Moreover, the investigation found that Broad River received over $130,000 more than it should have during this time period because under its power purchasing agreement, it was paid “partially based on units that were available to run if needed.” This meant that it gained an economic benefit from violating the standards, though SERC acknowledged that considering the overall revenue Broad River received over the relevant years, the monetary “gain was nominal” and unlikely to have been a motive for the violations.

‘Complete Programmatic Failure’

SERC attributed the violations to “a complete programmatic failure [stemming] from a widespread problem with Broad River’s compliance program” that took the form of “vertical organizational silos” separating senior management at the utility from the third-party plant and asset managers at IHI, and plant management from compliance officials.

The RE said this split in management culture led to a lack of oversight of compliance practices from senior officials that amounted to “a culture of compliance that prioritized the PPAs over NERC reliability standards compliance and the reliability and security of the” bulk power system. Broad River also lacked appropriate operating procedures and controls, along with “robust relevant training for those responsible for compliance.”

Not only did the plant and asset managers violate TOP-003-3 and its predecessor on more than 100 occasions, they then tried to hide the extent of the violation from SERC by failing to file a self-report until after the whistleblower had spoken up and by not revealing the other infringements, which at the time of the whistleblower report had been ongoing for more than two years.

“Broad River’s plant and asset manager’s actions resulted in multiple follow-ups for purposes of evidence clarification, the need for on-site interviews with Broad River personnel, and additional data and information requests,” SERC said in the settlement. “The significant time it has taken to fully investigate this alleged violation could have been avoided had Broad River’s agents been fully forthcoming from the beginning.”
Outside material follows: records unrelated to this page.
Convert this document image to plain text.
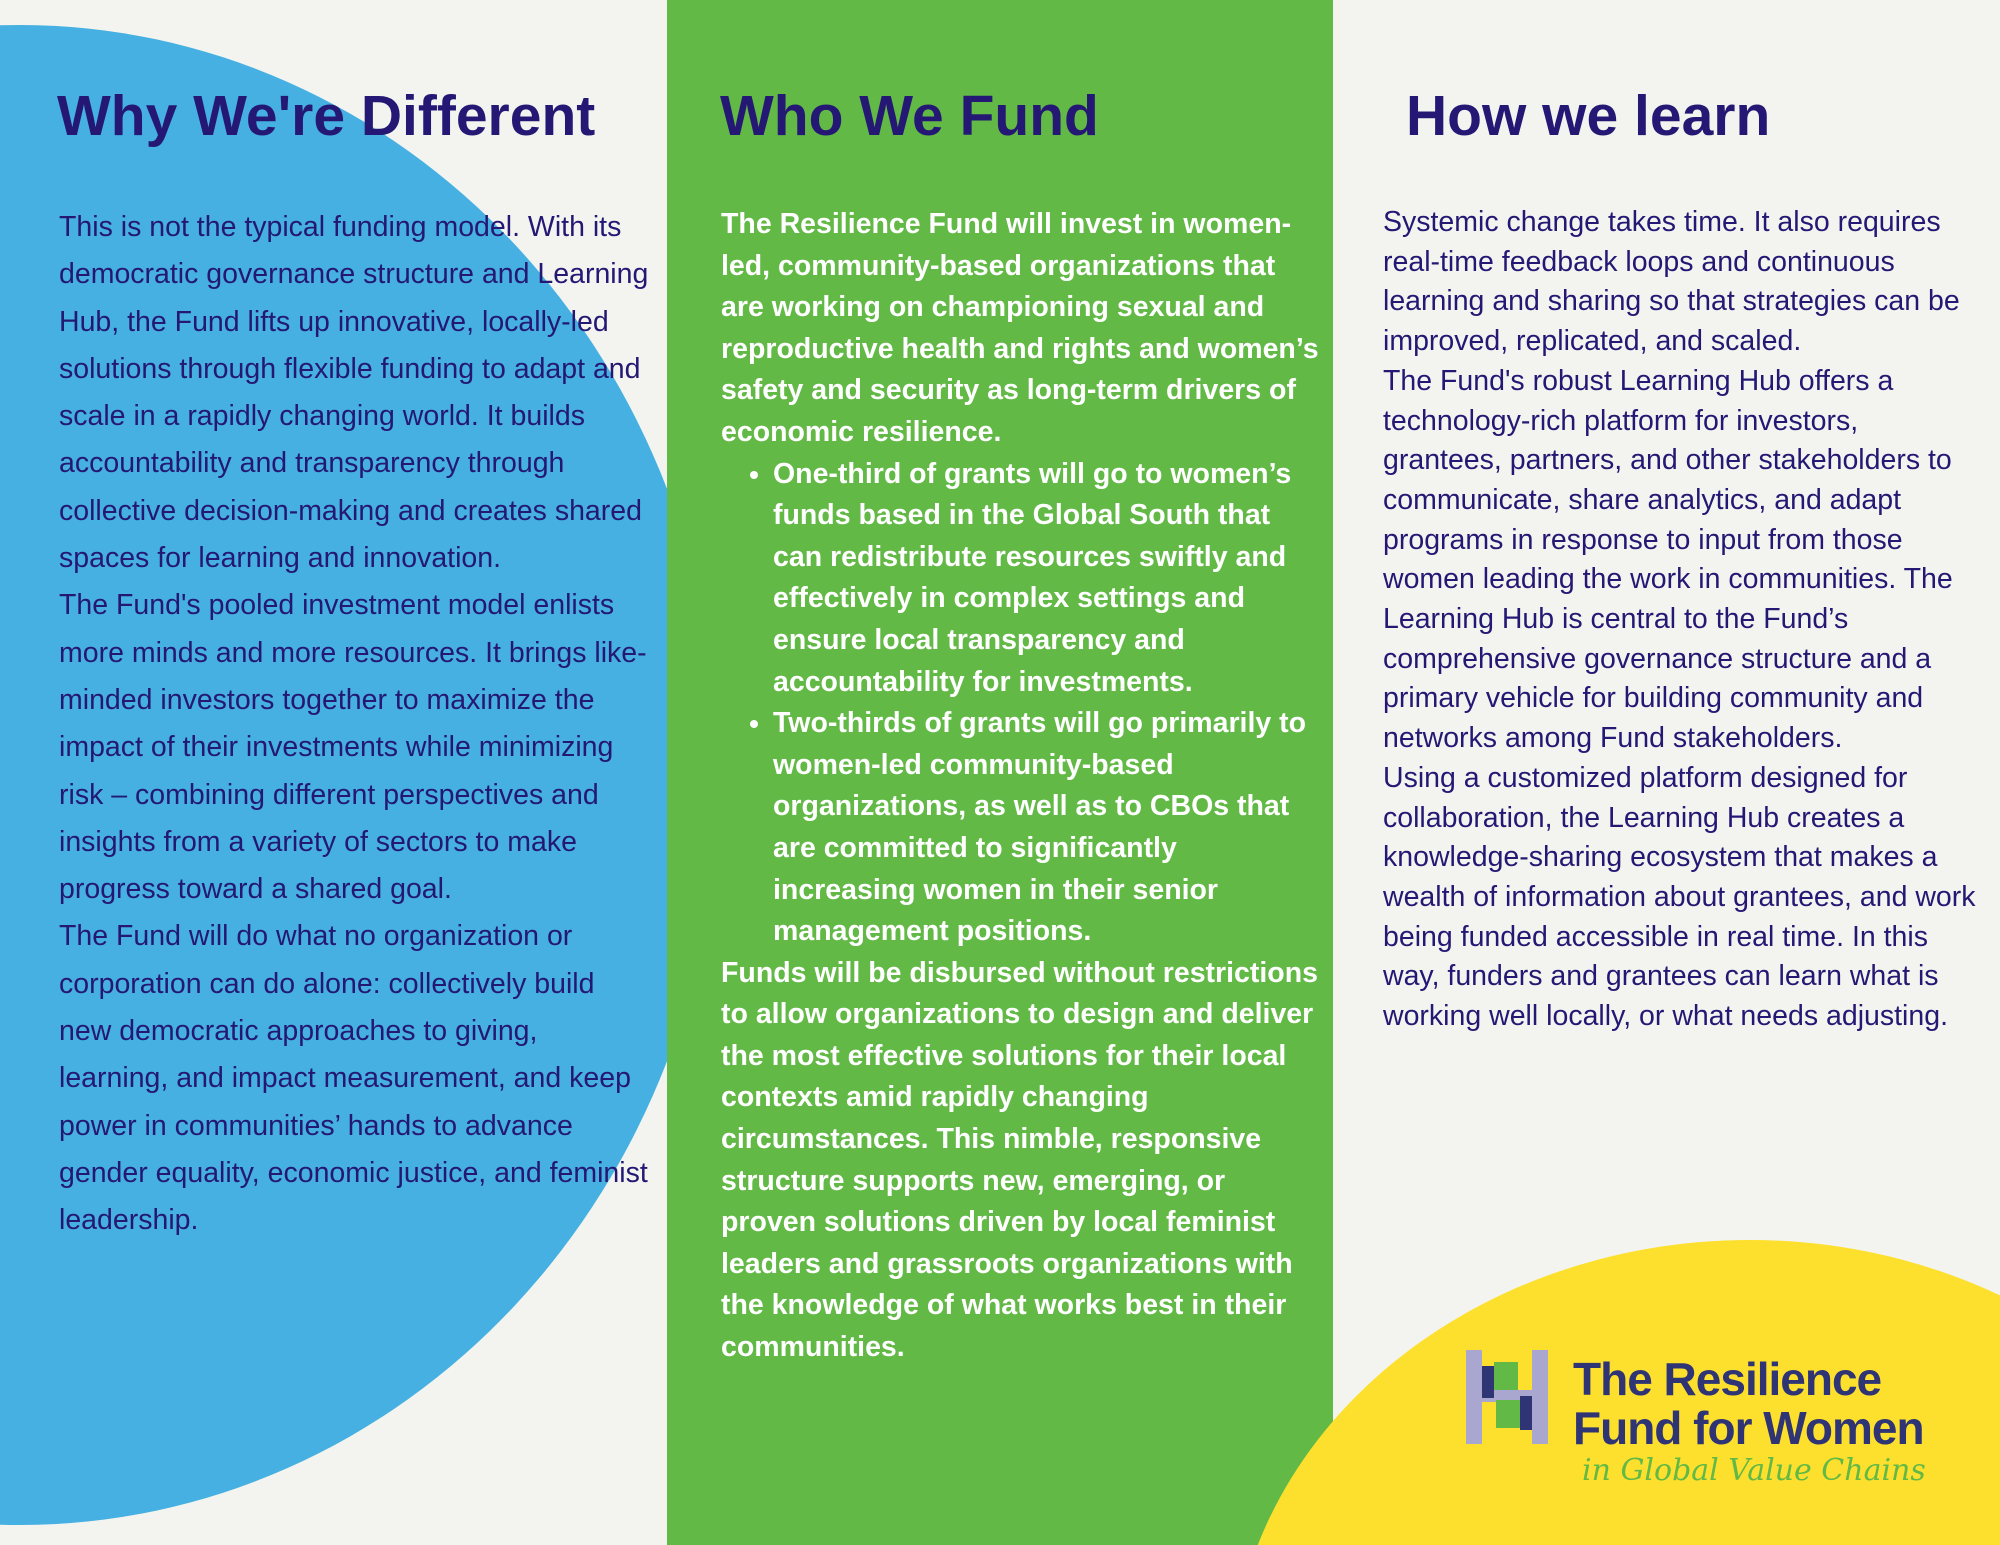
Why We're Different

This is not the typical funding model. With its democratic governance structure and Learning Hub, the Fund lifts up innovative, locally-led solutions through flexible funding to adapt and scale in a rapidly changing world. It builds accountability and transparency through collective decision-making and creates shared spaces for learning and innovation.

The Fund's pooled investment model enlists more minds and more resources. It brings like-minded investors together to maximize the impact of their investments while minimizing risk – combining different perspectives and insights from a variety of sectors to make progress toward a shared goal.

The Fund will do what no organization or corporation can do alone: collectively build new democratic approaches to giving, learning, and impact measurement, and keep power in communities’ hands to advance gender equality, economic justice, and feminist leadership.

Who We Fund

The Resilience Fund will invest in women-led, community-based organizations that are working on championing sexual and reproductive health and rights and women’s safety and security as long-term drivers of economic resilience.

• One-third of grants will go to women’s funds based in the Global South that can redistribute resources swiftly and effectively in complex settings and ensure local transparency and accountability for investments.
• Two-thirds of grants will go primarily to women-led community-based organizations, as well as to CBOs that are committed to significantly increasing women in their senior management positions.

Funds will be disbursed without restrictions to allow organizations to design and deliver the most effective solutions for their local contexts amid rapidly changing circumstances. This nimble, responsive structure supports new, emerging, or proven solutions driven by local feminist leaders and grassroots organizations with the knowledge of what works best in their communities.

How we learn

Systemic change takes time. It also requires real-time feedback loops and continuous learning and sharing so that strategies can be improved, replicated, and scaled.

The Fund's robust Learning Hub offers a technology-rich platform for investors, grantees, partners, and other stakeholders to communicate, share analytics, and adapt programs in response to input from those women leading the work in communities. The Learning Hub is central to the Fund’s comprehensive governance structure and a primary vehicle for building community and networks among Fund stakeholders.

Using a customized platform designed for collaboration, the Learning Hub creates a knowledge-sharing ecosystem that makes a wealth of information about grantees, and work being funded accessible in real time. In this way, funders and grantees can learn what is working well locally, or what needs adjusting.

The Resilience
Fund for Women
in Global Value Chains
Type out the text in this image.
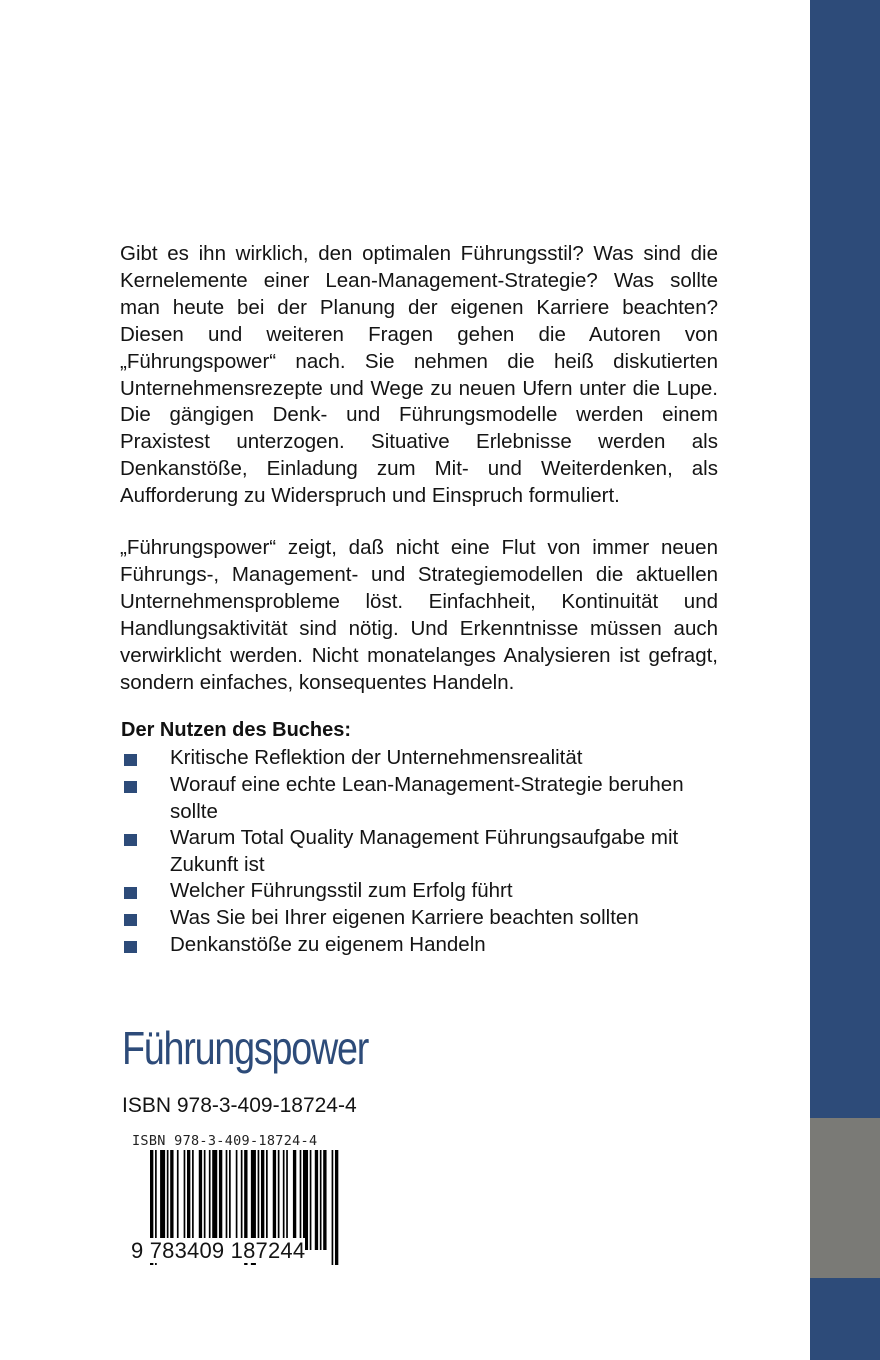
Gibt es ihn wirklich, den optimalen Führungsstil? Was sind die Kernelemente einer Lean-Management-Strategie? Was sollte man heute bei der Planung der eigenen Karriere beachten? Diesen und weiteren Fragen gehen die Autoren von „Führungspower“ nach. Sie nehmen die heiß diskutierten Unternehmensrezepte und Wege zu neuen Ufern unter die Lupe. Die gängigen Denk- und Führungsmodelle werden einem Praxistest unterzogen. Situative Erlebnisse werden als Denkanstöße, Einladung zum Mit- und Weiterdenken, als Aufforderung zu Widerspruch und Einspruch formuliert.

„Führungspower“ zeigt, daß nicht eine Flut von immer neuen Führungs-, Management- und Strategiemodellen die aktuellen Unternehmensprobleme löst. Einfachheit, Kontinuität und Handlungsaktivität sind nötig. Und Erkenntnisse müssen auch verwirklicht werden. Nicht monatelanges Analysieren ist gefragt, sondern einfaches, konsequentes Handeln.

Der Nutzen des Buches:
Kritische Reflektion der Unternehmensrealität
Worauf eine echte Lean-Management-Strategie beruhen sollte
Warum Total Quality Management Führungsaufgabe mit Zukunft ist
Welcher Führungsstil zum Erfolg führt
Was Sie bei Ihrer eigenen Karriere beachten sollten
Denkanstöße zu eigenem Handeln
Führungspower

ISBN 978-3-409-18724-4

ISBN 978-3-409-18724-4

9 783409 187244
SERC said that Broad River’s violation posed a “serious risk” to grid reliability: Because Broad River’s BA depended on the availability information provided by the utility, the lack of data on outages to plant equipment could have led it to make “incorrect decisions and [take] incorrect actions to address real-time system conditions.” The fact that no harm has been attributed to the violation is no excuse, SERC said, because the plant and asset manager made no attempt to correct the issues, meaning they would have likely continued to pose a risk “for an unforeseeable amount of time.”

In addition to the monetary penalty, Broad River agreed to a long list of mitigating actions, which it reported completing on April 13, 2021. The first step in the utility’s plan was to change the operating company and asset management company, and to hire a new plant manager in 2020; the plant’s operation director, the plant manager at the time of the July 2018 incident and the vice president of asset management had already resigned the previous year.

Broad River also took a number of steps to educate personnel about the reporting requirements of NERC’s standards. These include a monthly review by the facility’s compliance manager to ensure operating personnel’s understanding of the requirements, monthly email reminders about the importance of accurate and timely reporting, quarterly reviews of control room logs, public posting of the requirements in the plant’s control room and enhanced training for the NERC compliance manager at the facility.